Gustav Werner hat Sendungsbewusstsein. Er zieht umher, um sein Verständnis des christlichen Auftrags zu verkünden und um Spender zu gewinnen. Neider, Hüter der reinen Lehre, fromme Pietisten weisen auf Eigenwilligkeiten in Werners Theologie hin. Sie schwärzen ihn bei der Kirchenleitung so lange an, bis er 1851 endgültig aus dem Pfarramt entlassen wird, worüber er tief bestürzt ist.

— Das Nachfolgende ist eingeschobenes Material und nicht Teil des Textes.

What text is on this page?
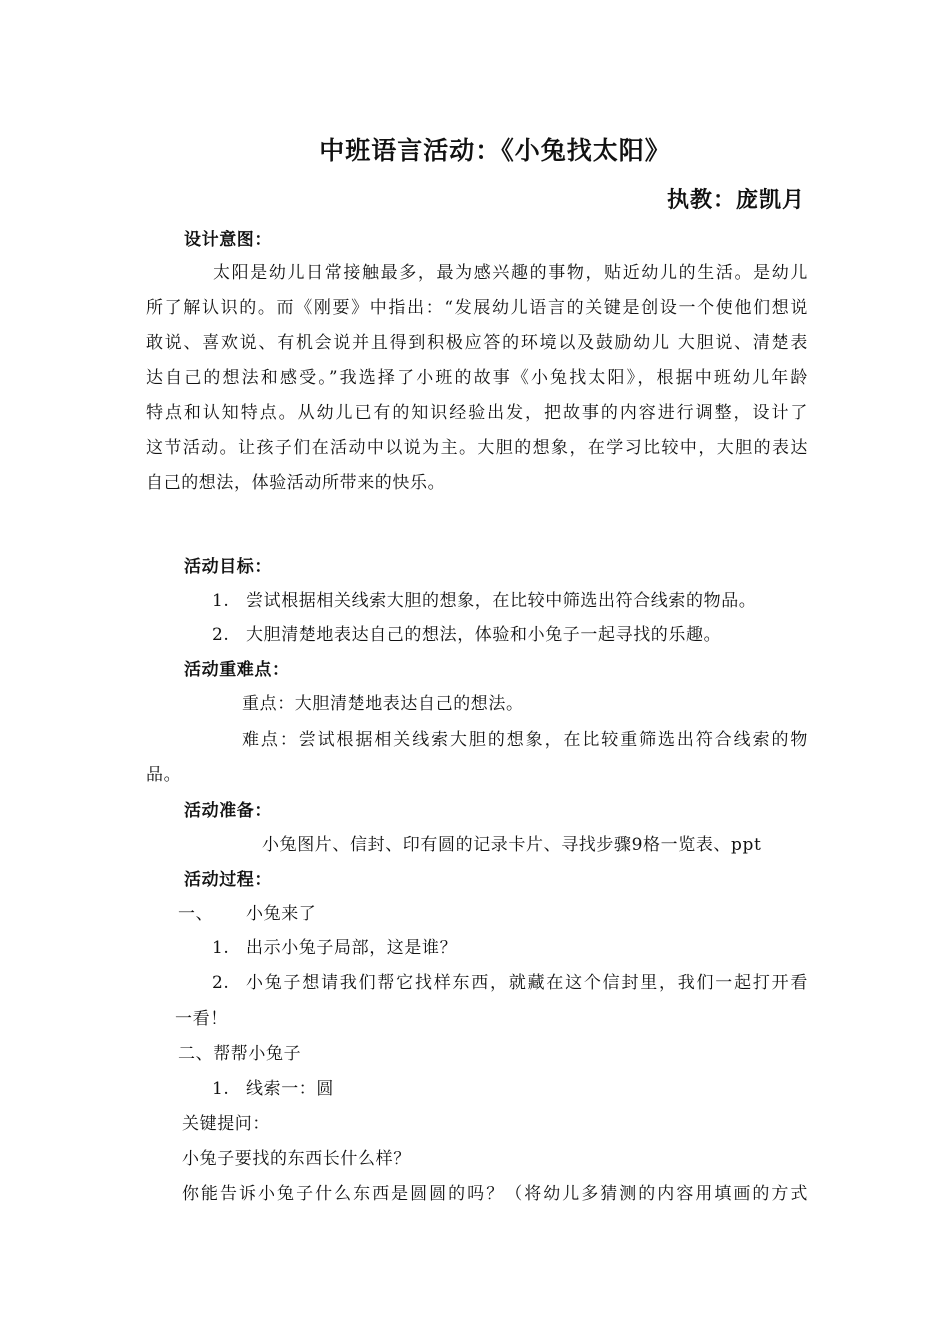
中班语言活动：《小兔找太阳》
执教：庞凯月
设计意图：
太阳是幼儿日常接触最多，最为感兴趣的事物，贴近幼儿的生活。是幼儿
所了解认识的。而《刚要》中指出：“发展幼儿语言的关键是创设一个使他们想说
敢说、喜欢说、有机会说并且得到积极应答的环境以及鼓励幼儿 大胆说、清楚表
达自己的想法和感受。”我选择了小班的故事《小兔找太阳》，根据中班幼儿年龄
特点和认知特点。从幼儿已有的知识经验出发，把故事的内容进行调整，设计了
这节活动。让孩子们在活动中以说为主。大胆的想象，在学习比较中，大胆的表达
自己的想法，体验活动所带来的快乐。
活动目标：
1. 尝试根据相关线索大胆的想象，在比较中筛选出符合线索的物品。
2. 大胆清楚地表达自己的想法，体验和小兔子一起寻找的乐趣。
活动重难点：
重点：大胆清楚地表达自己的想法。
难点：尝试根据相关线索大胆的想象，在比较重筛选出符合线索的物
品。
活动准备：
小兔图片、信封、印有圆的记录卡片、寻找步骤9格一览表、ppt
活动过程：
一、 小兔来了
1. 出示小兔子局部，这是谁？
2. 小兔子想请我们帮它找样东西，就藏在这个信封里，我们一起打开看
一看！
二、帮帮小兔子
1. 线索一：圆
关键提问：
小兔子要找的东西长什么样？
你能告诉小兔子什么东西是圆圆的吗？（将幼儿多猜测的内容用填画的方式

Reutlingens "bester Bürger"
Seinen Dienst setzt er dennoch unbeirrt fort. Werners Ansatz: Benachteiligte sollen nicht nur versorgt werden, sondern nach ihren Möglichkeiten etwas leisten. So entsteht 1882 die "Kartonagen- und Tütenfabrikation" für Behinderte, der Prototyp moderner Werkstätten für behinderte Menschen.
Die BruderhausDiakonie heute sieht sich als christliches Werk, das Teilhabe möglich macht, für alte wie junge Menschen, für Menschen mit Behinderungen und psychischen Erkrankungen. Sie unterhält 120 Einrichtungen in Baden-Württemberg.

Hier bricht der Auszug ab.